Thing reminds me of a cross between the AlphaJet and the Hawk - both of which are multirole capable as trainers and FGA...the old Tutor incidentally had a potential weapons package for it as well if needed, IIRC.  Can't see us buying stuff from Comrade Vlad anytime soon though...

MM


----------



## Danjanou (11 Jun 2015)

Eland2 said:
			
		

> Interesting, looks a bit like the BAe Hawk trainers the CF are using. Something like this might be a good purchase for the CF - a trainer and light-strike aircraft all in one. A squadron or two of these could prove useful in the sense that they could carry out ground strike missions while leaving the task of interdiction to the CF18's.

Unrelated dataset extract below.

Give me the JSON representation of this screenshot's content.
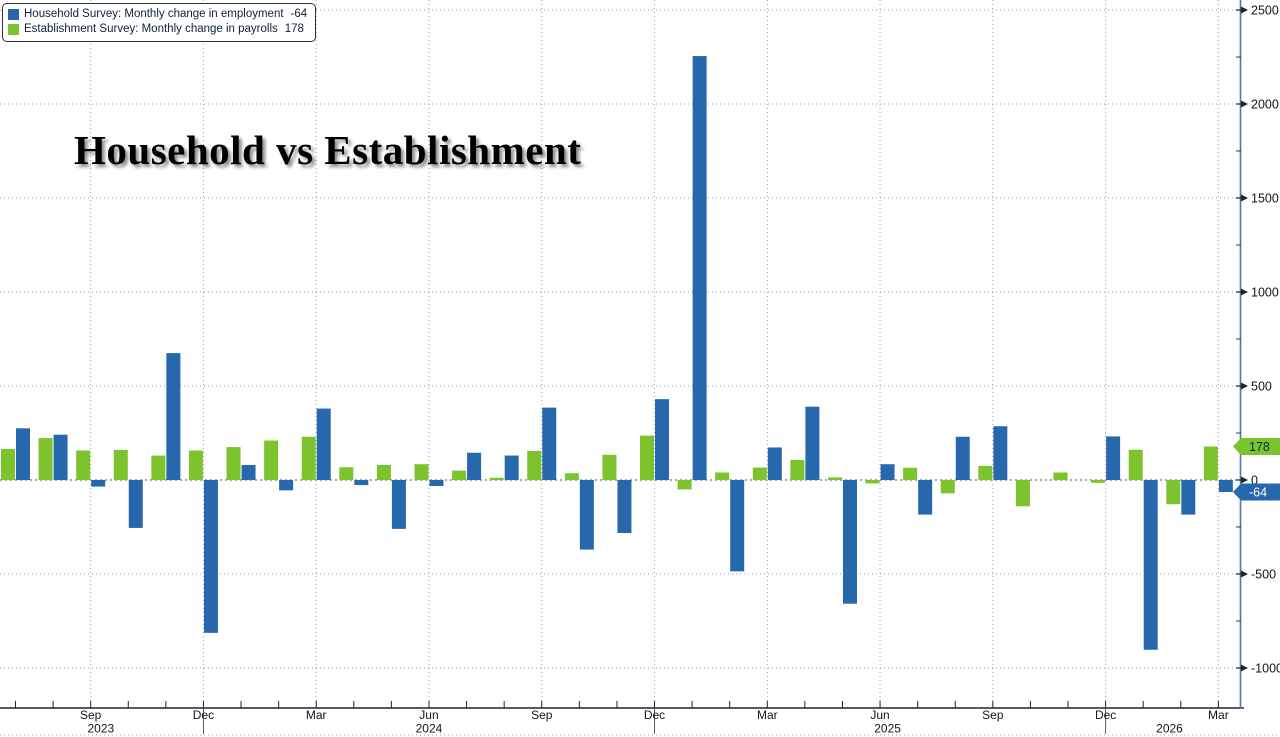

Or just go with a few operational squadrons of BAe Hawks. You know already having them in our inventory, know how they work, know where to get spares, instead of buying a somethign differnt from a once, and potential future, enemy. 

Ooops what was I thinking. Knowing our Government and the high priced cubicle dwellers at Disneyland on the Rideau.... Yaks it is then.  8)


----------



## SeaKingTacco (11 Jun 2015)

Just so you know- we don't own the Hawks.  They are owned/maintained by a contractor. They are not in our inventory. We do not have any spares or maintenance people trained in fixing them.

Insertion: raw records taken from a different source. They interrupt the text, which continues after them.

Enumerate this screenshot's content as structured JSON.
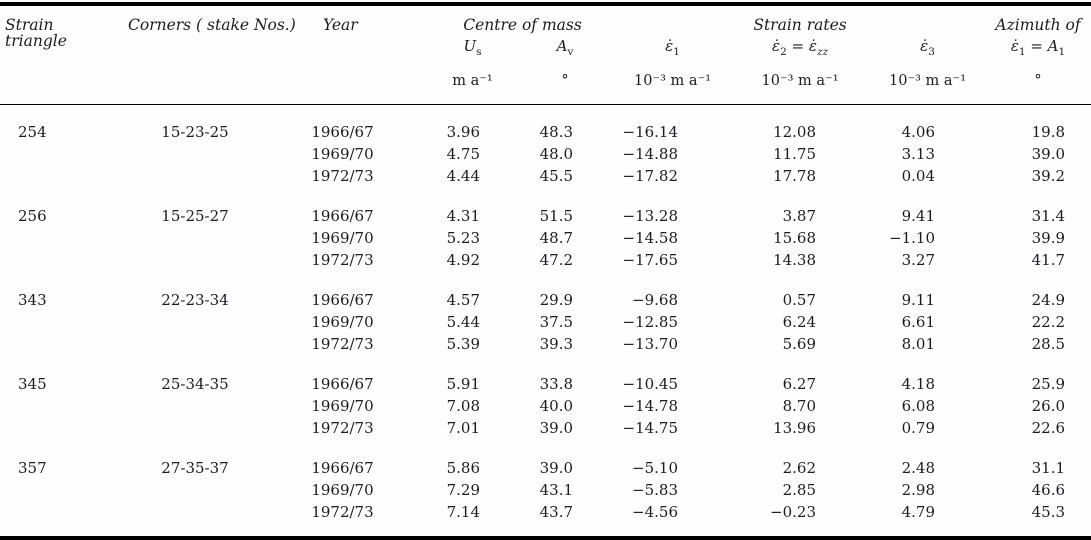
{
  "table": {
    "col_headers": {
      "strain_triangle": "Strain triangle",
      "corners": "Corners ( stake Nos.)",
      "year": "Year",
      "centre_of_mass": "Centre of mass",
      "strain_rates": "Strain rates",
      "azimuth_line1": "Azimuth of"
    },
    "sub_headers": {
      "us_base": "U",
      "us_sub": "s",
      "av_base": "A",
      "av_sub": "v",
      "e1_base": "ε̇",
      "e1_sub": "1",
      "e2_base": "ε̇",
      "e2_sub": "2",
      "e2_eq": " = ",
      "e2_base2": "ε̇",
      "e2_sub2": "zz",
      "e3_base": "ε̇",
      "e3_sub": "3",
      "az_base1": "ε̇",
      "az_sub1": "1",
      "az_eq": " = ",
      "az_base2": "A",
      "az_sub2": "1"
    },
    "units": {
      "us": "m a⁻¹",
      "av": "°",
      "e1": "10⁻³ m a⁻¹",
      "e2": "10⁻³ m a⁻¹",
      "e3": "10⁻³ m a⁻¹",
      "az": "°"
    },
    "groups": [
      {
        "triangle": "254",
        "corners": "15-23-25",
        "rows": [
          {
            "year": "1966/67",
            "us": "3.96",
            "av": "48.3",
            "e1": "−16.14",
            "e2": "12.08",
            "e3": "4.06",
            "az": "19.8"
          },
          {
            "year": "1969/70",
            "us": "4.75",
            "av": "48.0",
            "e1": "−14.88",
            "e2": "11.75",
            "e3": "3.13",
            "az": "39.0"
          },
          {
            "year": "1972/73",
            "us": "4.44",
            "av": "45.5",
            "e1": "−17.82",
            "e2": "17.78",
            "e3": "0.04",
            "az": "39.2"
          }
        ]
      },
      {
        "triangle": "256",
        "corners": "15-25-27",
        "rows": [
          {
            "year": "1966/67",
            "us": "4.31",
            "av": "51.5",
            "e1": "−13.28",
            "e2": "3.87",
            "e3": "9.41",
            "az": "31.4"
          },
          {
            "year": "1969/70",
            "us": "5.23",
            "av": "48.7",
            "e1": "−14.58",
            "e2": "15.68",
            "e3": "−1.10",
            "az": "39.9"
          },
          {
            "year": "1972/73",
            "us": "4.92",
            "av": "47.2",
            "e1": "−17.65",
            "e2": "14.38",
            "e3": "3.27",
            "az": "41.7"
          }
        ]
      },
      {
        "triangle": "343",
        "corners": "22-23-34",
        "rows": [
          {
            "year": "1966/67",
            "us": "4.57",
            "av": "29.9",
            "e1": "−9.68",
            "e2": "0.57",
            "e3": "9.11",
            "az": "24.9"
          },
          {
            "year": "1969/70",
            "us": "5.44",
            "av": "37.5",
            "e1": "−12.85",
            "e2": "6.24",
            "e3": "6.61",
            "az": "22.2"
          },
          {
            "year": "1972/73",
            "us": "5.39",
            "av": "39.3",
            "e1": "−13.70",
            "e2": "5.69",
            "e3": "8.01",
            "az": "28.5"
          }
        ]
      },
      {
        "triangle": "345",
        "corners": "25-34-35",
        "rows": [
          {
            "year": "1966/67",
            "us": "5.91",
            "av": "33.8",
            "e1": "−10.45",
            "e2": "6.27",
            "e3": "4.18",
            "az": "25.9"
          },
          {
            "year": "1969/70",
            "us": "7.08",
            "av": "40.0",
            "e1": "−14.78",
            "e2": "8.70",
            "e3": "6.08",
            "az": "26.0"
          },
          {
            "year": "1972/73",
            "us": "7.01",
            "av": "39.0",
            "e1": "−14.75",
            "e2": "13.96",
            "e3": "0.79",
            "az": "22.6"
          }
        ]
      },
      {
        "triangle": "357",
        "corners": "27-35-37",
        "rows": [
          {
            "year": "1966/67",
            "us": "5.86",
            "av": "39.0",
            "e1": "−5.10",
            "e2": "2.62",
            "e3": "2.48",
            "az": "31.1"
          },
          {
            "year": "1969/70",
            "us": "7.29",
            "av": "43.1",
            "e1": "−5.83",
            "e2": "2.85",
            "e3": "2.98",
            "az": "46.6"
          },
          {
            "year": "1972/73",
            "us": "7.14",
            "av": "43.7",
            "e1": "−4.56",
            "e2": "−0.23",
            "e3": "4.79",
            "az": "45.3"
          }
        ]
      }
    ]
  }
}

I am also by some fighter pilots, they are not a particularly good jet.  But, I am no expert to judge.


----------



## Loachman (11 Jun 2015)

There is no benefit in buying a less-capable machine. This has been hashed out elsewhere.


----------



## Danjanou (11 Jun 2015)

SeaKingTacco said:
			
		

> Just so you know- we don't own the Hawks.  They are owned/maintained by a contractor. They are not in our inventory. We do not have any spares or maintenance people trained in fixing them.
> 
> I am also by some fighter pilots, they are not a particularly good jet.  But, I am no expert to judge.



True but not too much of a step from in country civy contractors to RCAF types and easier that buying/suporting Soviet Bloc stuff I would think. Mind as an old cold Warrior I'm probably biased. If they are not  a good jet then no of course. I'm not an expert by any means either and I didn't even stay in a Holiday Inn last night.  8)


----------